Bears live, play, and eat in the woods. They poop too… in the woods, that is. They poop so much that author Huw Lewis Jones has dedicated his newest picture book, Do Bears Poop in the Woods, to the smelly subject. It should be mentioned, though, that this book covers a great deal more than poop. It’s a book about, well…bears, and what their lives are like, including when and where they prefer to poop.
This adorable over-sized book is the go-to for bear lovers. It’s even great for people who DON’T love bears but simply want to learn about them. Readers learn what bears look like, where they live (mostly in the forests, mountains, tundras and deserts of North America, South America, Europe and Asia), and how to watch for bears (preferably from a distance!). Readers learn that bears live in caves, inside hollow tree trunks, and even high up in the trees. That’s right, some bears live in tree houses.
There is a smile-worthy two-page spread that examines different bears and their characteristics. For example, the sloth bear does not look exactly like the polar bear, which does not look exactly like the American Black Bear or the Brown Bear or the Spectacled Bear or… well, you get the idea. Author Huw Lewis Jones even takes readers back in time to ponder whether there were ever dino-bears, and if so, what they looked like.
The book covers every subject you can think of regarding bears. And of course, it covers poop. Not just any old poop you might find in the woods, but the poop of the mighty bear.
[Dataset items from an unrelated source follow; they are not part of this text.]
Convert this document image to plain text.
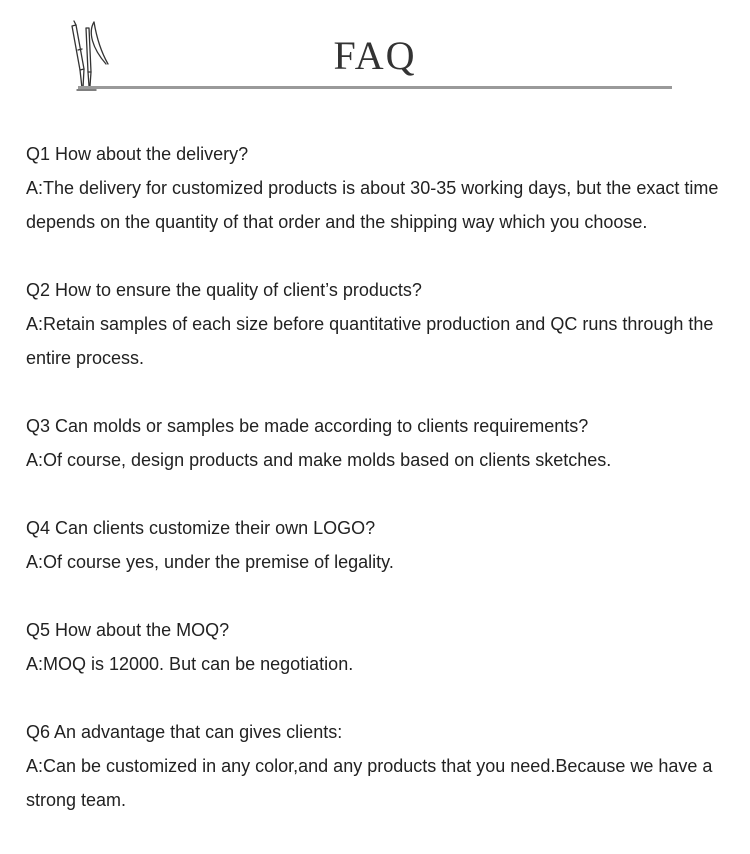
FAQ

Q1 How about the delivery?

A:The delivery for customized products is about 30-35 working days, but the exact time depends on the quantity of that order and the shipping way which you choose.

Q2 How to ensure the quality of client’s products?

A:Retain samples of each size before quantitative production and QC runs through the entire process.

Q3 Can molds or samples be made according to clients requirements?

A:Of course, design products and make molds based on clients sketches.

Q4 Can clients customize their own LOGO?

A:Of course yes, under the premise of legality.

Q5 How about the MOQ?

A:MOQ is 12000. But can be negotiation.

Q6 An advantage that can gives clients:

A:Can be customized in any color,and any products that you need.Because we have a strong team.
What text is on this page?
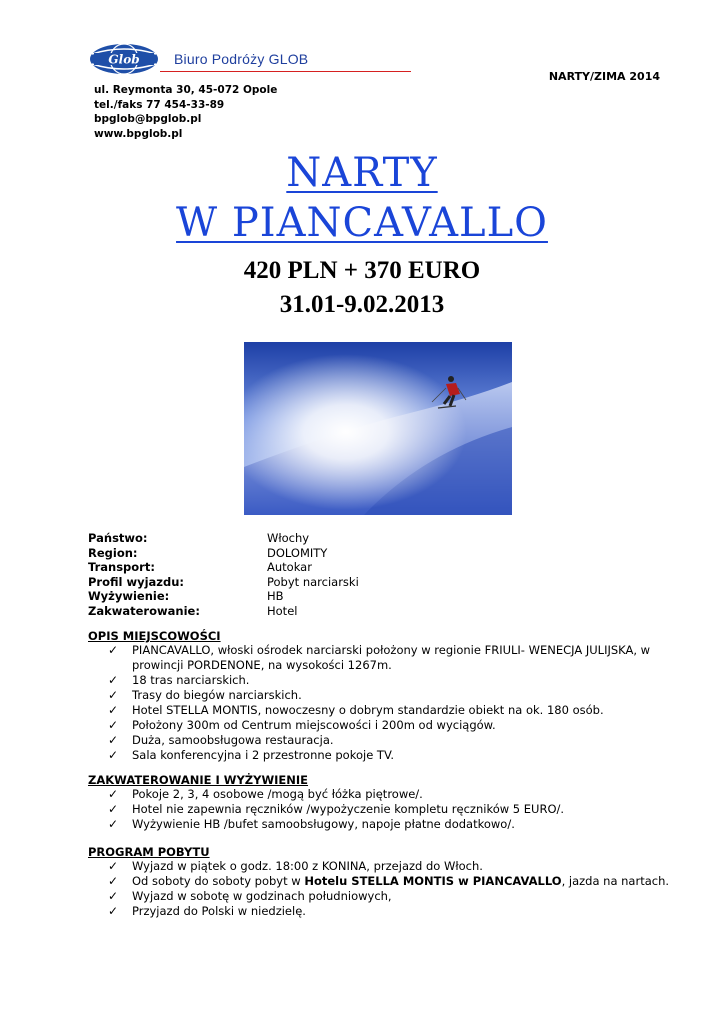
Glob Biuro Podróży GLOB
NARTY/ZIMA 2014
ul. Reymonta 30, 45-072 Opole
tel./faks 77 454-33-89
bpglob@bpglob.pl
www.bpglob.pl
NARTY
W PIANCAVALLO
420 PLN + 370 EURO
31.01-9.02.2013
Państwo:	Włochy
Region:	DOLOMITY
Transport:	Autokar
Profil wyjazdu:	Pobyt narciarski
Wyżywienie:	HB
Zakwaterowanie:	Hotel
OPIS MIEJSCOWOŚCI
✓ PIANCAVALLO, włoski ośrodek narciarski położony w regionie FRIULI- WENECJA JULIJSKA, w prowincji PORDENONE, na wysokości 1267m.
✓ 18 tras narciarskich.
✓ Trasy do biegów narciarskich.
✓ Hotel STELLA MONTIS, nowoczesny o dobrym standardzie obiekt na ok. 180 osób.
✓ Położony 300m od Centrum miejscowości i 200m od wyciągów.
✓ Duża, samoobsługowa restauracja.
✓ Sala konferencyjna i 2 przestronne pokoje TV.
ZAKWATEROWANIE I WYŻYWIENIE
✓ Pokoje 2, 3, 4 osobowe /mogą być łóżka piętrowe/.
✓ Hotel nie zapewnia ręczników /wypożyczenie kompletu ręczników 5 EURO/.
✓ Wyżywienie HB /bufet samoobsługowy, napoje płatne dodatkowo/.
PROGRAM POBYTU
✓ Wyjazd w piątek o godz. 18:00 z KONINA, przejazd do Włoch.
✓ Od soboty do soboty pobyt w Hotelu STELLA MONTIS w PIANCAVALLO, jazda na nartach.
✓ Wyjazd w sobotę w godzinach południowych,
✓ Przyjazd do Polski w niedzielę.
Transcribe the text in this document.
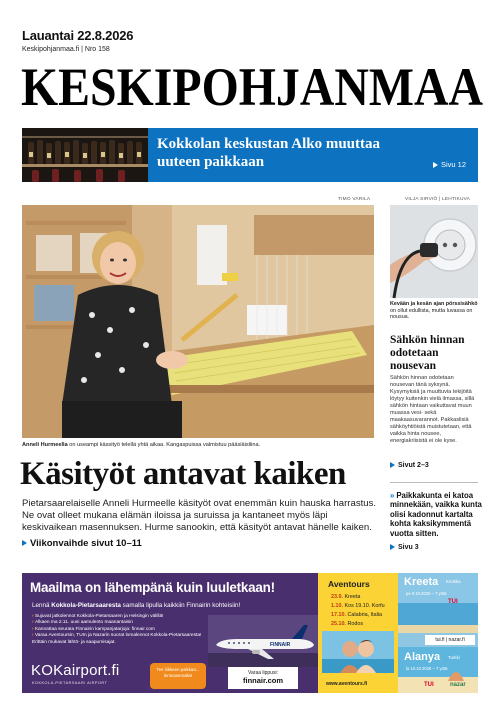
Lauantai 22.8.2026
Keskipohjanmaa.fi | Nro 158
KESKIPOHJANMAA
Kokkolan keskustan Alko muuttaa uuteen paikkaan	Sivu 12
TIMO VARILA	VILJA SIRVIÖ | LEHTIKUVA
Anneli Hurmeella on useampi kässityö telellä yhtä aikaa. Kangaspuissa valmistuu pääsiäisliina.
Käsityöt antavat kaiken
Pietarsaarelaiselle Anneli Hurmeelle käsityöt ovat enemmän kuin hauska harrastus. Ne ovat olleet mukana elämän iloissa ja suruissa ja kantaneet myös läpi keskivaikean masennuksen. Hurme sanookin, että käsityöt antavat hänelle kaiken.
Viikonvaihde sivut 10–11
Kevään ja kesän ajan pörssisähkö on ollut edullista, mutta luvassa on nousua.
Sähkön hinnan odotetaan nousevan
Sähkön hinnan odotetaan nousevan tänä syksynä. Kysymyksiä ja muuttuvia tekijöitä löytyy kuitenkin vielä ilmassa, sillä sähkön hintaan vaikuttavat muun muassa vesi- sekä maakaasuvarannot. Pakkaslisiä sähköyhtiöistä muistutetaan, että vaikka hinta nousee, energiakriisistä ei ole kyse.
Sivut 2–3
» Paikkakunta ei katoa minnekään, vaikka kunta olisi kadonnut kartalta kohta kaksikymmentä vuotta sitten.
Sivu 3
Maailma on lähempänä kuin luuletkaan!
Lennä Kokkola-Pietarsaaresta samalla lipulla kaikkiin Finnairin kohteisiin!
› Sujuvat jatkolennot Kokkola-Pietarsaaren ja Helsingin välillä!
› Alkaen ma 2.11. uusi aamulento maanantaisin
› Kannattaa seurata Finnairin kampanjatarjoja: finnair.com
› Varaa Aventoursin, TUIn ja Nazarin suorat lomalennot Kokkola-Pietarsaaresta! Erittäin mukavat lähtö- ja saapumisajat.
KOKairport.fi
KOKKOLA-PIETARSAARI AIRPORT
Tee liikkeen paikkaa... lentoasemalla!
FINNAIR
Varaa lippusi:
finnair.com
Aventours
23.9. Kreeta
1.10. Kos 19.10. Korfu
17.10. Calabria, Italia
25.10. Rodos
www.aventours.fi
Kreeta Kreikka
pe 9.10.2026 – 7 yötä
TUI
tui.fi | nazar.fi
Alanya Turkki
la 10.10.2026 – 7 yötä
TUI	nazar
It covers how many animals feed on “cylindrical” bear poop pellets, and how this poop is just full of what growing animal babies need, like undigested seeds, berries, grass, and… well, enough of that for now.
Suffice it to say that this book is fantastic. The prose is fast-paced, witty, and full of poopy material that will keep children turning pages until the very end. Artist Sam Caldwell’s illustrations are rich, vibrant, and practically lumber across the page just as any self-respecting bear would. There is a section on what bears eat, how some of them can smell through ice that is several feet thick, and how they use sounds and body language to communicate. There is a glossary of important words at the end, and even a section of “Sad Stories” that examine whether bears will be extinct some day.
Use this book in your elementary science or environment classroom. It also makes excellent supplemental text for group or individual reading. Enjoy!